Bombay-6,” he says again.
“Bombay-6 this is Estafet-1.”
“Code in ...”
Tandoori delivery.”
“You know,” he says, “that’s borderline racist.”
“You’re supposed to answer when I call.”
“I did. Are you still in-bound?”
“Yeah, everything is fine. We’re on schedule. Look …” I rub the back on my neck and move as far into the back as I can. “I’ve got a question. Does Raktavija mean anything to you? Or asura? She said those words and I’m wondering if there’s something very under-the-radar going on that I haven’t gotten wind of yet out in The Mog. Maybe your extremists hooking up with mine, sharing logistics or intel, maybe …” Through the pop and crackle I can hear him snickering and I don’t like being laughed at this much back-to-back. “What?”
“Man you need to read a book one of these days.”
“How about when we land I shove one up you ass?”

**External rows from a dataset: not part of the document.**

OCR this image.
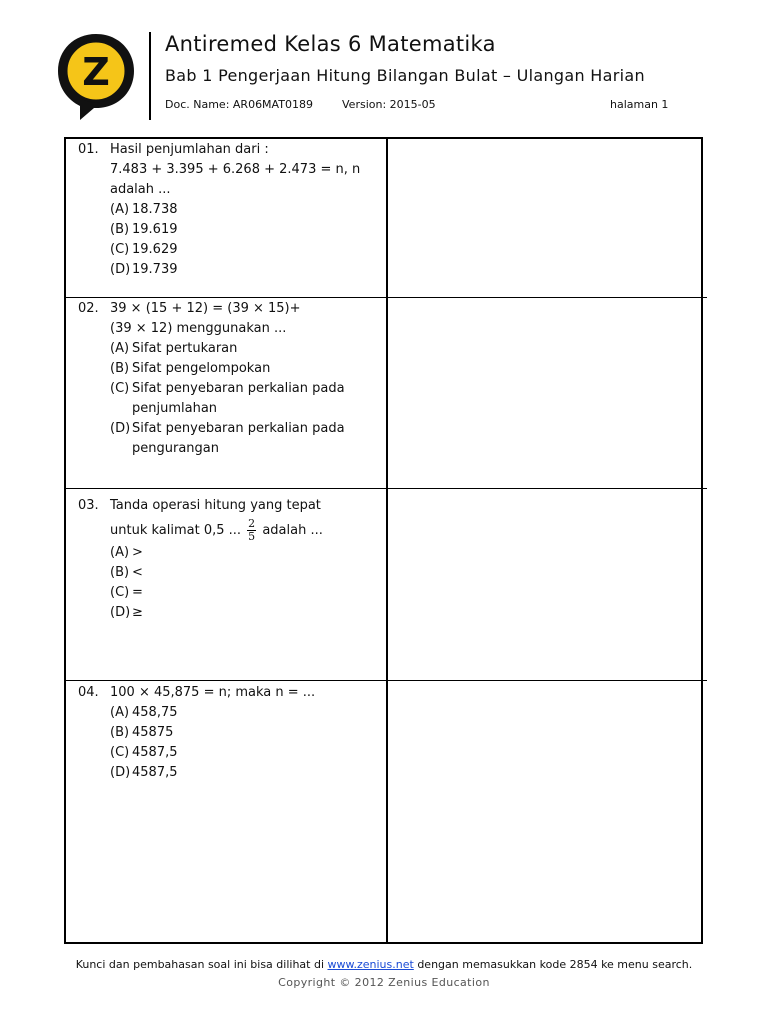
Z
Antiremed Kelas 6 Matematika
Bab 1 Pengerjaan Hitung Bilangan Bulat – Ulangan Harian
Doc. Name: AR06MAT0189	Version: 2015-05	halaman 1
01. Hasil penjumlahan dari :
7.483 + 3.395 + 6.268 + 2.473 = n, n adalah ...
(A) 18.738
(B) 19.619
(C) 19.629
(D) 19.739
02. 39 × (15 + 12) = (39 × 15)+
(39 × 12) menggunakan ...
(A) Sifat pertukaran
(B) Sifat pengelompokan
(C) Sifat penyebaran perkalian pada penjumlahan
(D) Sifat penyebaran perkalian pada pengurangan
03. Tanda operasi hitung yang tepat
untuk kalimat 0,5 ... $\frac{2}{5}$ adalah ...
(A) >
(B) <
(C) =
(D) ≥
04. 100 × 45,875 = n; maka n = ...
(A) 458,75
(B) 45875
(C) 4587,5
(D) 4587,5
Kunci dan pembahasan soal ini bisa dilihat di www.zenius.net dengan memasukkan kode 2854 ke menu search.
Copyright © 2012 Zenius Education
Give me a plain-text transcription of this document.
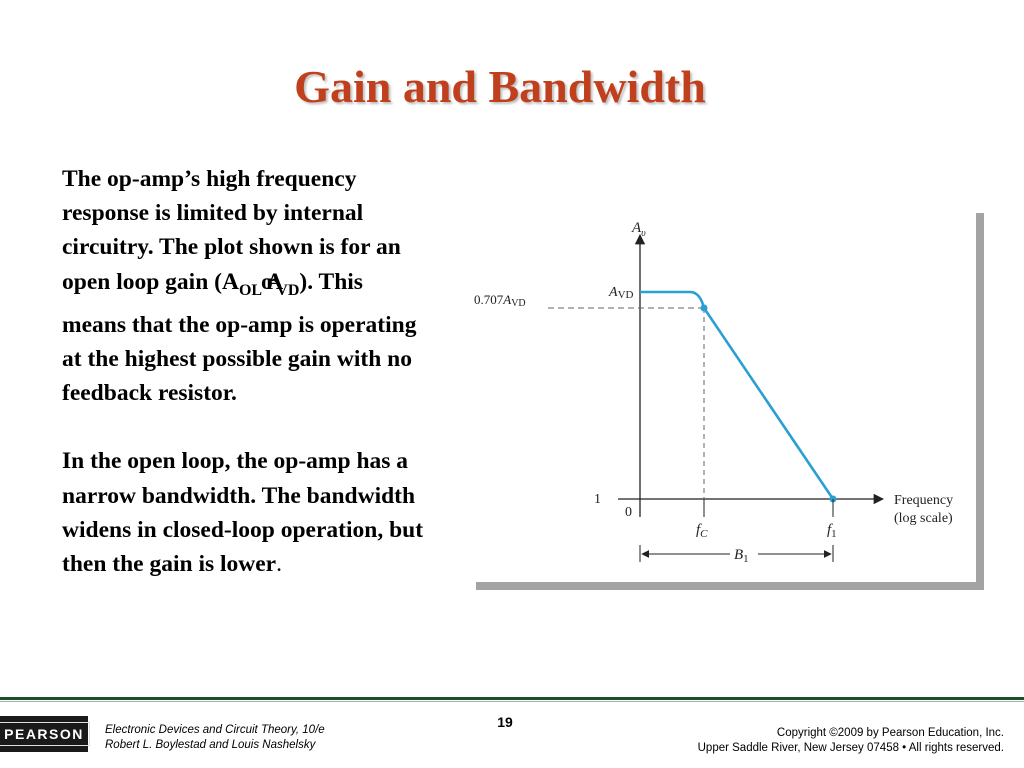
Gain and Bandwidth

The op-amp’s high frequency response is limited by internal circuitry. The plot shown is for an open loop gain ($A_{OL}$ or $A_{VD}$). This means that the op-amp is operating at the highest possible gain with no feedback resistor.

In the open loop, the op-amp has a narrow bandwidth. The bandwidth widens in closed-loop operation, but then the gain is lower.

$A_\upsilon$
AVD
0.707AVD
1
0
Frequency
(log scale)
$f_C$	$f_1$
$B_1$
PEARSON	Electronic Devices and Circuit Theory, 10/e
Robert L. Boylestad and Louis Nashelsky
19
Copyright ©2009 by Pearson Education, Inc.
Upper Saddle River, New Jersey 07458 • All rights reserved.
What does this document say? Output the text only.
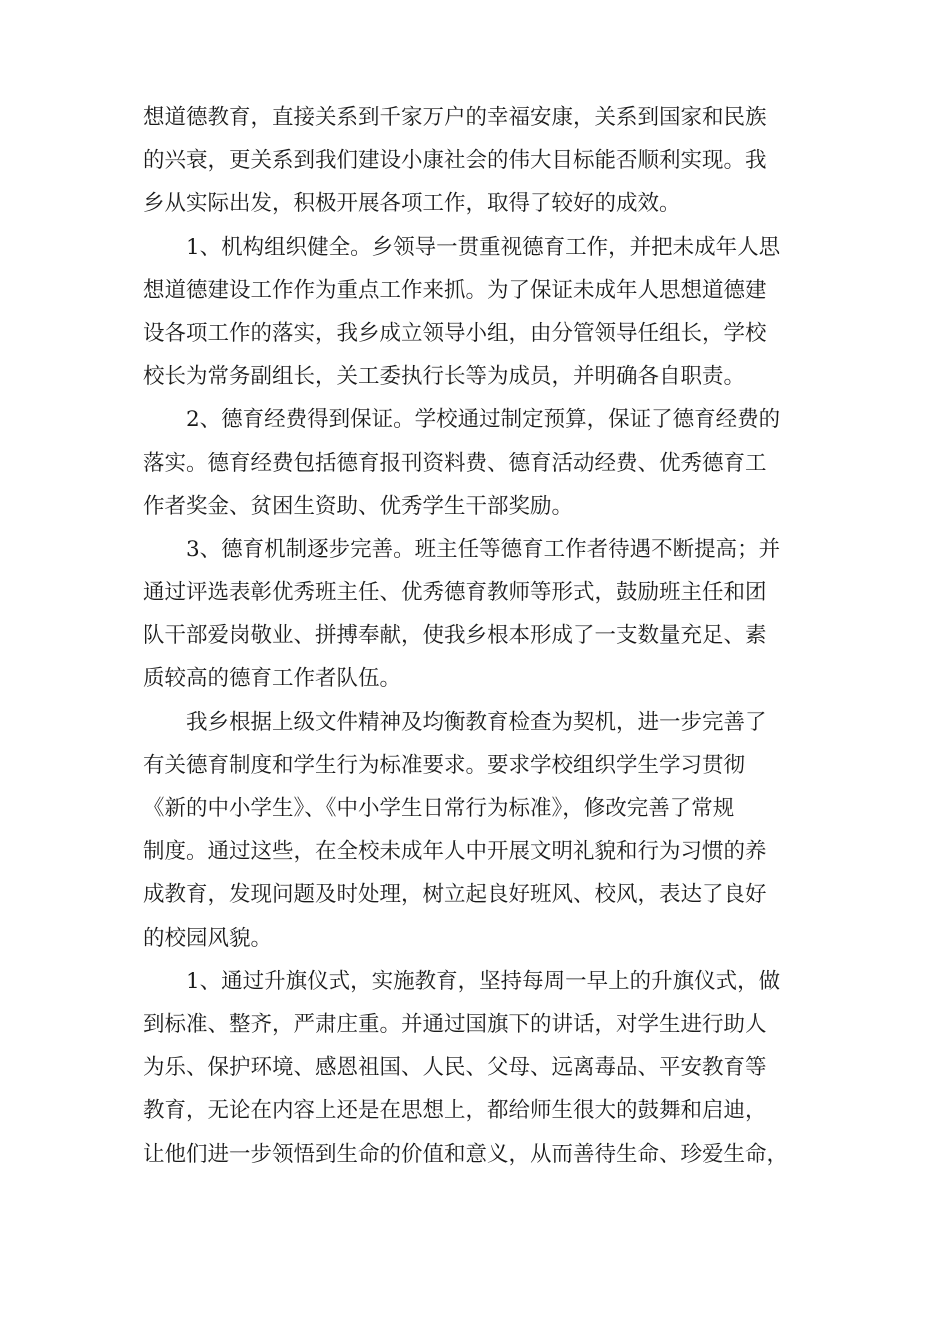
想道德教育，直接关系到千家万户的幸福安康，关系到国家和民族
的兴衰，更关系到我们建设小康社会的伟大目标能否顺利实现。我
乡从实际出发，积极开展各项工作，取得了较好的成效。
1、机构组织健全。乡领导一贯重视德育工作，并把未成年人思
想道德建设工作作为重点工作来抓。为了保证未成年人思想道德建
设各项工作的落实，我乡成立领导小组，由分管领导任组长，学校
校长为常务副组长，关工委执行长等为成员，并明确各自职责。
2、德育经费得到保证。学校通过制定预算，保证了德育经费的
落实。德育经费包括德育报刊资料费、德育活动经费、优秀德育工
作者奖金、贫困生资助、优秀学生干部奖励。
3、德育机制逐步完善。班主任等德育工作者待遇不断提高；并
通过评选表彰优秀班主任、优秀德育教师等形式，鼓励班主任和团
队干部爱岗敬业、拼搏奉献，使我乡根本形成了一支数量充足、素
质较高的德育工作者队伍。
我乡根据上级文件精神及均衡教育检查为契机，进一步完善了
有关德育制度和学生行为标准要求。要求学校组织学生学习贯彻
《新的中小学生》、《中小学生日常行为标准》，修改完善了常规
制度。通过这些，在全校未成年人中开展文明礼貌和行为习惯的养
成教育，发现问题及时处理，树立起良好班风、校风，表达了良好
的校园风貌。
1、通过升旗仪式，实施教育，坚持每周一早上的升旗仪式，做
到标准、整齐，严肃庄重。并通过国旗下的讲话，对学生进行助人
为乐、保护环境、感恩祖国、人民、父母、远离毒品、平安教育等
教育，无论在内容上还是在思想上，都给师生很大的鼓舞和启迪，
让他们进一步领悟到生命的价值和意义，从而善待生命、珍爱生命，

“I would be surprised if you had one with you. Anyway, she’s talking about a fairy tale, man. It’s one of their myths. These guys, the Asura, were like, what do you call ‘em, deities. They used to be good guys but then they got all spun out on their own power and turned into crazy assholes. You following me? One of the biggest badasses was called Raktavija and he’s fighting against the … um … shit, they’re like angels … the Matrikas, I think, yeah. So the Matrikas, they’re attacking this dude full-on but he’s like Bowser or something. Every time they stab him his drops of blood fall to the ground and each one turns into a new little Rakatavija. But the Matrikas, they just keep stabbing and stabbing and not even giving two shits about all the new Rakatavijas running loose all over the goddam place now. It’s just this dumb Hindu story. It doesn’t mean anything. Did you call it in to Langley when you went feet-wet?”
“Yeah,” I say.
“Okay. Well I’ll see you in a couple hours. Let me know if she starts talking to you about Little Miss Muffet or is we need to drone strike Noah’s Ark or anything. Bombay-6 out.”

He hangs up so I hang up. I slowly slip the sat phone back into my pocket. Then I turn and I see her standing there in the center of the cabin, three times bigger now, her dark skin hanging loosely on her sharp bones but still somehow shimmering. Her huge jaw has unhinged and she is shoving the flailing Payload Specialist down her dark gullet with one arm and reaching for me with the others.